THEE OH SEES - CARRION CRAWLER / THE DREAM (Magenta Vinyl Edition)
THEE OH SEES - CARRION CRAWLER / THE DREAM (Magenta Vinyl Edition)
Limited Magenta Vinyl Edition (2022 repress)
What's the first thing you think of when someone mentions Thee Oh Sees? Probably their riot-sparking live show, right? Visions of a guitar-chewing, melody-maiming John Dwyer careening across your cranium, rounded out by a wild-eyed wrecking crew that drives every last hook home like it's a nail in the coffin of what you thought it meant to make 21st-century rock 'n' roll? Yeah, that sounds about right. But it misses a more important point-how impossible Thee Oh Sees have been to pin down since Dwyer launched the project in the late '90s as a solo break from such sorely missed underground bands as Pink and Brown and Coachwhips. (While Dwyer still records songs on his own, Thee Oh Sees is now a five-piece featuring keyboardist / singer Brigid Dawson, guitarist Petey Dammit, drummer Mike Shoun and multi-instrumentalist / singer Lars Finberg.) That restlessness extends to everything from the towering, thirteen-minute title track of 2010's Warm Smile LP to the mercurial moods of 2008's The Master's Bedroom Is Worth Spending a Night In. Now, Thee Oh Sees chase the home-brewed symphonies of Castlemania with the scrappy, high-wire hooks of Carrion Crawler / The Dream.
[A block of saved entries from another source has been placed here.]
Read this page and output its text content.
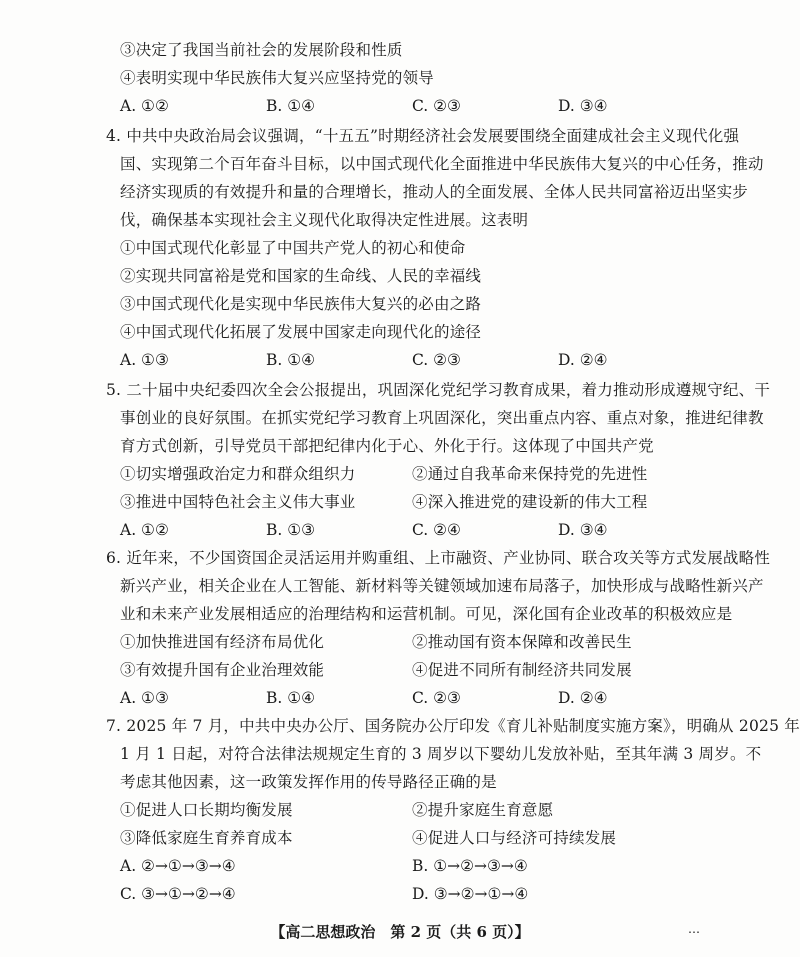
③决定了我国当前社会的发展阶段和性质
④表明实现中华民族伟大复兴应坚持党的领导
A. ①②	B. ①④	C. ②③	D. ③④
4. 中共中央政治局会议强调，“十五五”时期经济社会发展要围绕全面建成社会主义现代化强
国、实现第二个百年奋斗目标，以中国式现代化全面推进中华民族伟大复兴的中心任务，推动
经济实现质的有效提升和量的合理增长，推动人的全面发展、全体人民共同富裕迈出坚实步
伐，确保基本实现社会主义现代化取得决定性进展。这表明
①中国式现代化彰显了中国共产党人的初心和使命
②实现共同富裕是党和国家的生命线、人民的幸福线
③中国式现代化是实现中华民族伟大复兴的必由之路
④中国式现代化拓展了发展中国家走向现代化的途径
A. ①③	B. ①④	C. ②③	D. ②④
5. 二十届中央纪委四次全会公报提出，巩固深化党纪学习教育成果，着力推动形成遵规守纪、干
事创业的良好氛围。在抓实党纪学习教育上巩固深化，突出重点内容、重点对象，推进纪律教
育方式创新，引导党员干部把纪律内化于心、外化于行。这体现了中国共产党
①切实增强政治定力和群众组织力	②通过自我革命来保持党的先进性
③推进中国特色社会主义伟大事业	④深入推进党的建设新的伟大工程
A. ①②	B. ①③	C. ②④	D. ③④
6. 近年来，不少国资国企灵活运用并购重组、上市融资、产业协同、联合攻关等方式发展战略性
新兴产业，相关企业在人工智能、新材料等关键领域加速布局落子，加快形成与战略性新兴产
业和未来产业发展相适应的治理结构和运营机制。可见，深化国有企业改革的积极效应是
①加快推进国有经济布局优化	②推动国有资本保障和改善民生
③有效提升国有企业治理效能	④促进不同所有制经济共同发展
A. ①③	B. ①④	C. ②③	D. ②④
7. 2025 年 7 月，中共中央办公厅、国务院办公厅印发《育儿补贴制度实施方案》，明确从 2025 年
1 月 1 日起，对符合法律法规规定生育的 3 周岁以下婴幼儿发放补贴，至其年满 3 周岁。不
考虑其他因素，这一政策发挥作用的传导路径正确的是
①促进人口长期均衡发展	②提升家庭生育意愿
③降低家庭生育养育成本	④促进人口与经济可持续发展
A. ②→①→③→④	B. ①→②→③→④
C. ③→①→②→④	D. ③→②→①→④
【高二思想政治　第 2 页（共 6 页）】	⋯
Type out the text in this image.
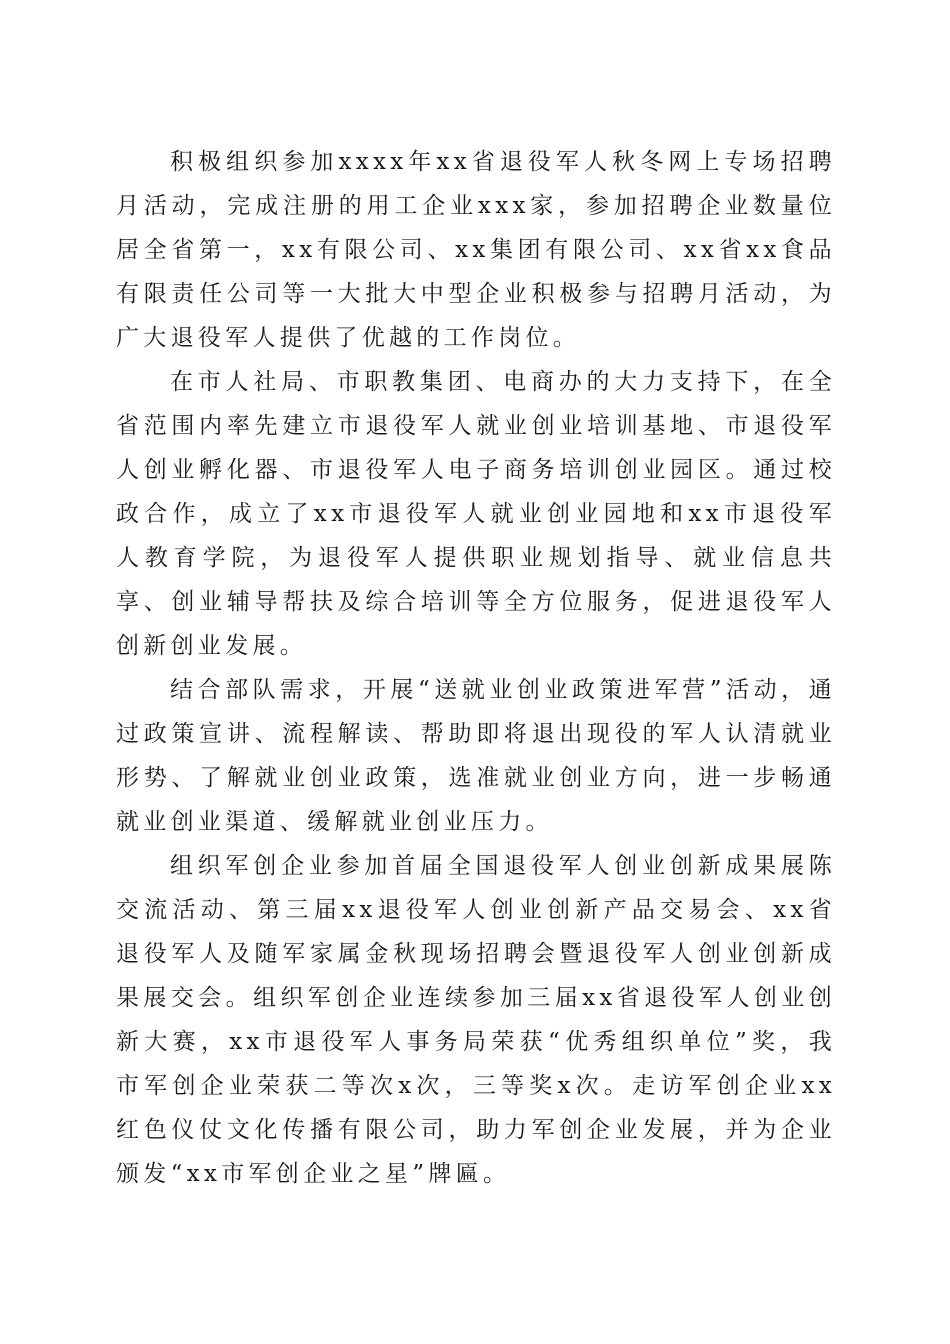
积极组织参加xxxx年xx省退役军人秋冬网上专场招聘月活动，完成注册的用工企业xxx家，参加招聘企业数量位居全省第一，xx有限公司、xx集团有限公司、xx省xx食品有限责任公司等一大批大中型企业积极参与招聘月活动，为广大退役军人提供了优越的工作岗位。

在市人社局、市职教集团、电商办的大力支持下，在全省范围内率先建立市退役军人就业创业培训基地、市退役军人创业孵化器、市退役军人电子商务培训创业园区。通过校政合作，成立了xx市退役军人就业创业园地和xx市退役军人教育学院，为退役军人提供职业规划指导、就业信息共享、创业辅导帮扶及综合培训等全方位服务，促进退役军人创新创业发展。

结合部队需求，开展“送就业创业政策进军营”活动，通过政策宣讲、流程解读、帮助即将退出现役的军人认清就业形势、了解就业创业政策，选准就业创业方向，进一步畅通就业创业渠道、缓解就业创业压力。

组织军创企业参加首届全国退役军人创业创新成果展陈交流活动、第三届xx退役军人创业创新产品交易会、xx省退役军人及随军家属金秋现场招聘会暨退役军人创业创新成果展交会。组织军创企业连续参加三届xx省退役军人创业创新大赛，xx市退役军人事务局荣获“优秀组织单位”奖，我市军创企业荣获二等次x次，三等奖x次。走访军创企业xx红色仪仗文化传播有限公司，助力军创企业发展，并为企业颁发“xx市军创企业之星”牌匾。
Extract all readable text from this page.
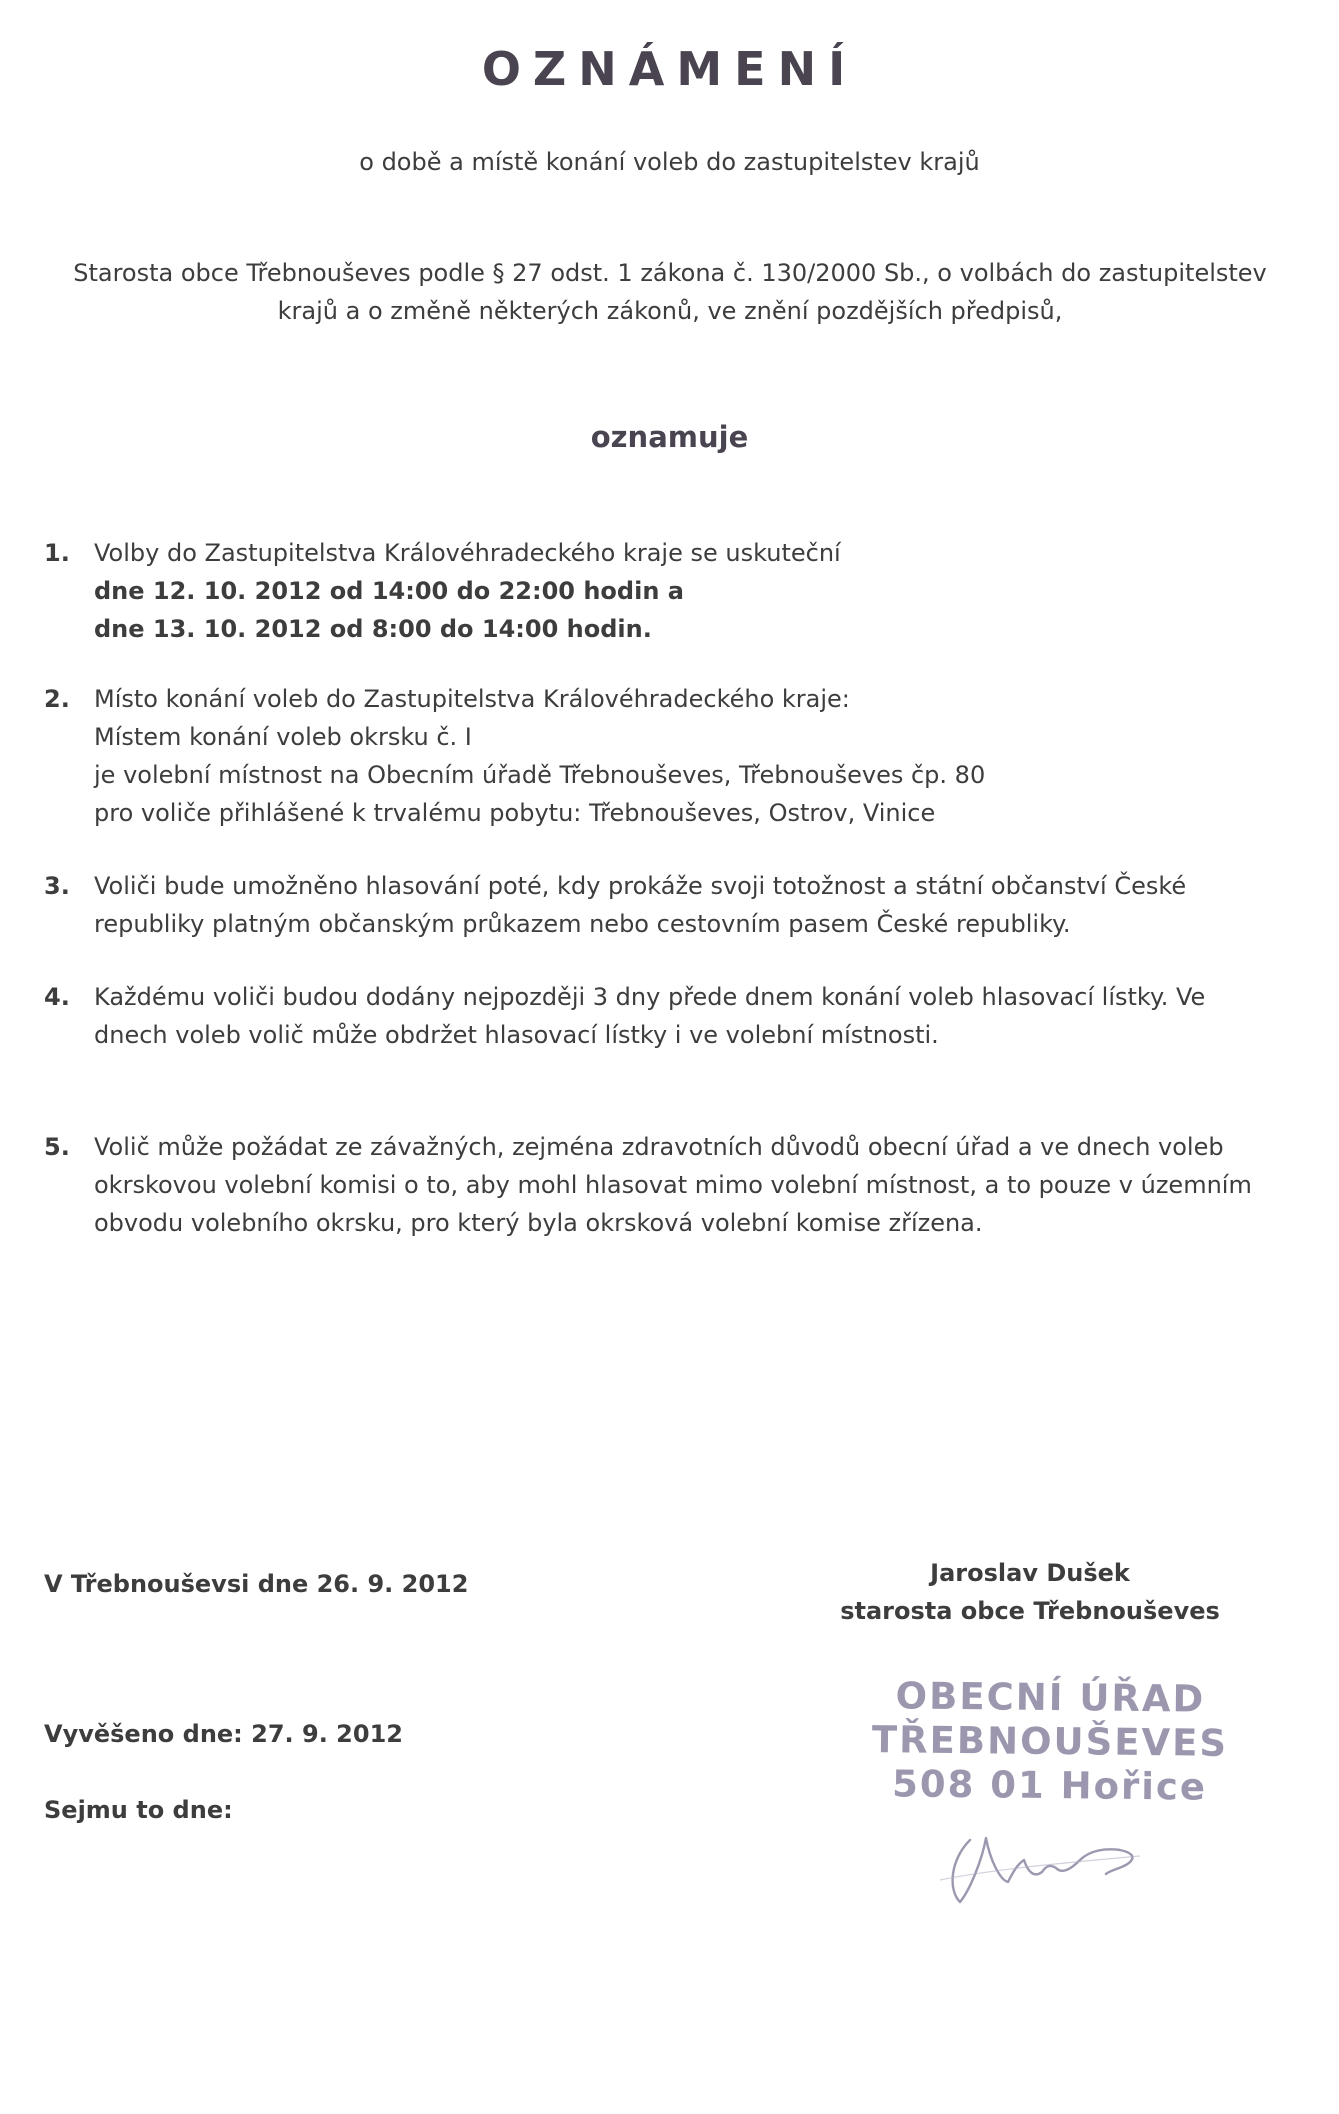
OZNÁMENÍ
o době a místě konání voleb do zastupitelstev krajů
Starosta obce Třebnouševes podle § 27 odst. 1 zákona č. 130/2000 Sb., o volbách do zastupitelstev
krajů a o změně některých zákonů, ve znění pozdějších předpisů,
oznamuje
1. Volby do Zastupitelstva Královéhradeckého kraje se uskuteční
dne 12. 10. 2012 od 14:00 do 22:00 hodin a
dne 13. 10. 2012 od 8:00 do 14:00 hodin.
2. Místo konání voleb do Zastupitelstva Královéhradeckého kraje:
Místem konání voleb okrsku č. I
je volební místnost na Obecním úřadě Třebnouševes, Třebnouševes čp. 80
pro voliče přihlášené k trvalému pobytu: Třebnouševes, Ostrov, Vinice
3. Voliči bude umožněno hlasování poté, kdy prokáže svoji totožnost a státní občanství České
republiky platným občanským průkazem nebo cestovním pasem České republiky.
4. Každému voliči budou dodány nejpozději 3 dny přede dnem konání voleb hlasovací lístky. Ve
dnech voleb volič může obdržet hlasovací lístky i ve volební místnosti.
5. Volič může požádat ze závažných, zejména zdravotních důvodů obecní úřad a ve dnech voleb
okrskovou volební komisi o to, aby mohl hlasovat mimo volební místnost, a to pouze v územním
obvodu volebního okrsku, pro který byla okrsková volební komise zřízena.
V Třebnouševsi dne 26. 9. 2012	Jaroslav Dušek
starosta obce Třebnouševes
Vyvěšeno dne: 27. 9. 2012
Sejmu to dne:
OBECNÍ ÚŘAD
TŘEBNOUŠEVES
508 01 Hořice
Originally envisioned as two EPs, it was cut live to tape in less than a week at Chris Woodhouse's Sacramento studio in June, reflecting the battering-ram bent of the band's live show better than any bootleg ever could. "As I'm sure most would agree," explains Dwyer, "Castlemania was more of a vocal tirade. This one's meant to pummel and throb." That it does, whether one blasts the slow, speaker-bruising build of "The Dream," the sunburnt organs and dovetailing guitars of "Crack in Your Eye" or the interstellar instrumental "Chem-Farmer," a perfect example of what happens when one takes a well-oiled machine-a gang of rabid road warriors, really-and adds a second, groove-locked drum set to the mix. To listen is to realize that Dwyer's music is as manic as the underground comic inclinations of his artwork; colorful and confusing in a way that's more than welcome. It's downright refreshing, like a slap in the face at 5:00 in the morning. Or, as Dwyer puts it, "You have to leave a mark somehow."